Rauscharme Mikrowellen im Bereich von 1 bis 100 GHz können durch ein Reflex-Klystron erzeugt werden. Hierbei ist die spektrale Variation schwierig, was hingegen Carcinotrons und Magnetrons erlauben. Auch Mikrowellengeneratoren aus Halbleitern wie GaAs (Gunndiode) oder InP (Avalanche-Diode) werden verwendet. Die Detektion des Signals erfolgt meist mit einer Mikrowellendiode. Zur weiteren Verbesserung des Signal-Rausch-Verhältnis kann die zu untersuchende Probe einem elektrisches Wechselfeld ausgesetzt werden. Die Energieniveaus der Moleküle werden folglich durch den Stark-Effekt verschoben. Das erhaltene Messsignal wird durch die bekannte Frequenz der Feldmodulation korrigiert und mit einem Versuch ohne elektrisches Wechselfeld verglichen.[4]

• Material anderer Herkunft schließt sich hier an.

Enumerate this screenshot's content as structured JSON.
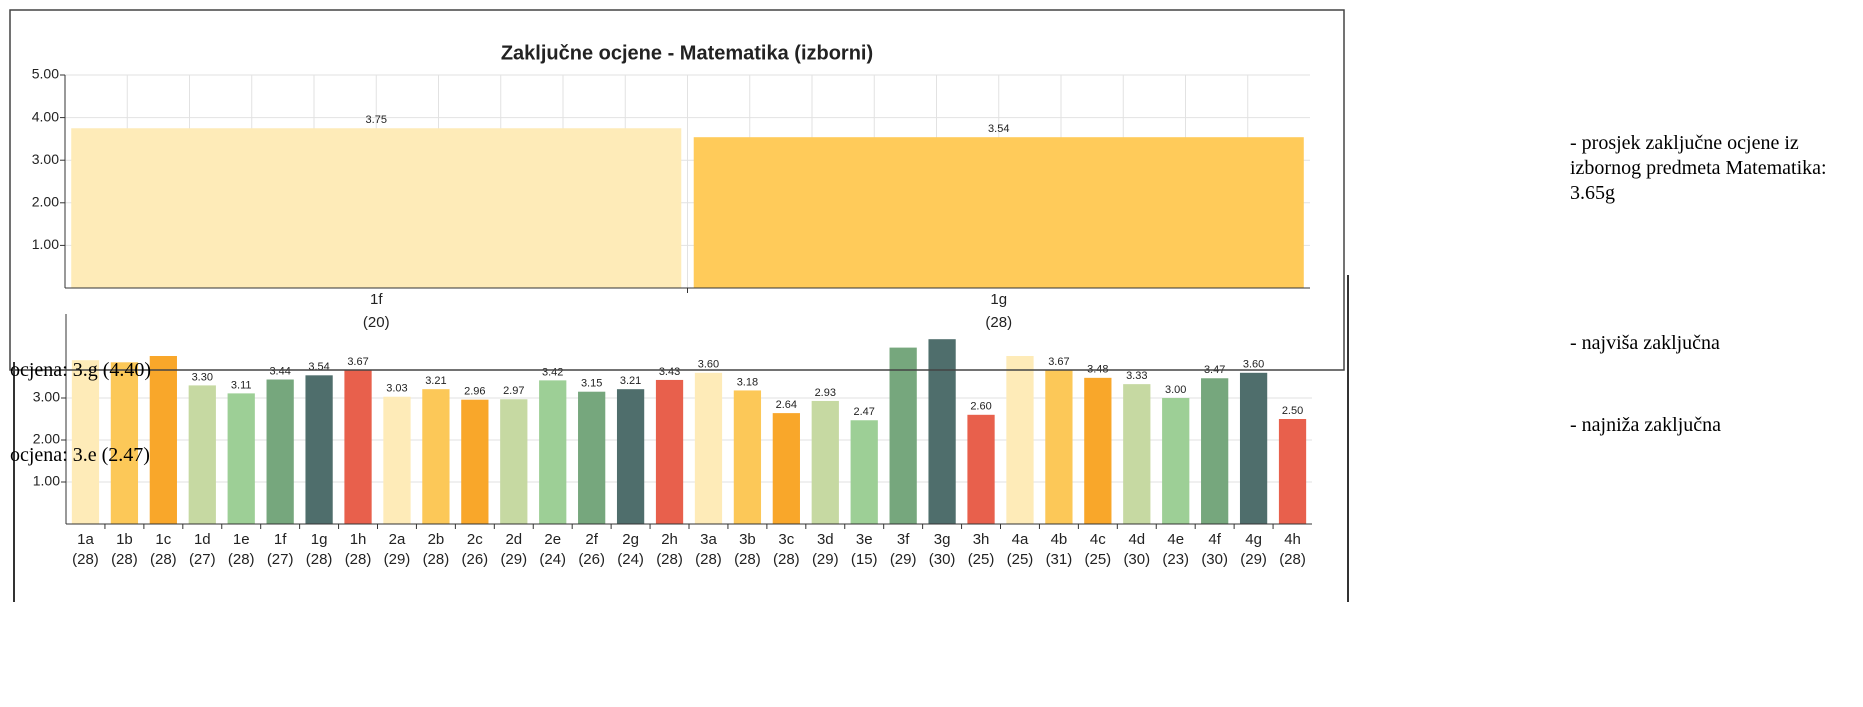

Durch Anwenden das für die entsprechende Molekülsymmetrie passende Modell (sphärisch, linear, symmetrisch etc.) lassen sich die gesuchten Molekülgrößen bestimmen. Üblicherweise lassen sich Mikrowellenspektren mathematisch mit einer Überlagerung von Debye-Funktionen (benannt nach Peter Debye) beschreiben, wobei jeder einzelnen Debye-Funktion ein Bewegungsvorgang zugeordnet wird.
Mit Hilfe der Mikrowellenspektroskopie von Gasen können Informationen gewonnen werden, wie z. B.:
Die Mikrowellenspektroskopie wird hauptsächlich in der Physikalischen Chemie zur Erforschung von Moleküleigenschaften eingesetzt, die über andere Methoden gar nicht oder nur schwer zu erlangen sind. Dies ist beispielsweise in Astrophysik und Radioastronomie der Fall, um Moleküle im Weltall zu identifizieren oder die Temperatur von Materie im All zu bestimmen. In heutiger Forschung wurde die Mikrowellenspektroskopie zunehmend zugunsten von elektronischer oder Schwingungsspektroskopie mit Rotationsauflösung verdrängt.
Etwa ein halbes Jahrhundert nach der Entdeckung und dem Verständnis der Mikrowellenstrahlung durch Michael Faraday, James Clerk Maxwell und Heinrich Hertz, wurde die Mikrowellenspektroskopie 1946 erstmals angewandt.[5]
1963 wurde mit einem Radioteleskop OH- als erstes Molekül im Weltall detektiert. In den folgenden Jahren wurde eine Reihe von Emissionen von unbekannten Übergängen gemessen. Während die Moleküle OH− und NH3 Schwingungsübergänge zeigten, waren alle anderen gemessenen Übergänge der Moleküle mit permanenten Dipolmoment reine Rotationsübergänge. Die Zuordnung gelang mittels Vergleich mit Laborversuchen. Da die Moleküle im Weltall eine gewisse Geschwindigkeit gegenüber dem Radioteleskop besitzen, mussten die Spektren um den Doppler-Effekt korrigiert werden. Es wurden so lineare und zyklische Moleküle mit einer Atomzahl von 2 bis 13 gefunden. Im Nebel Sagittarius B2, der sich mit einer Geschwindigkeit von 60 km/s bewegt, wurde somit z. B. Cyanoacetylen detektiert.[6]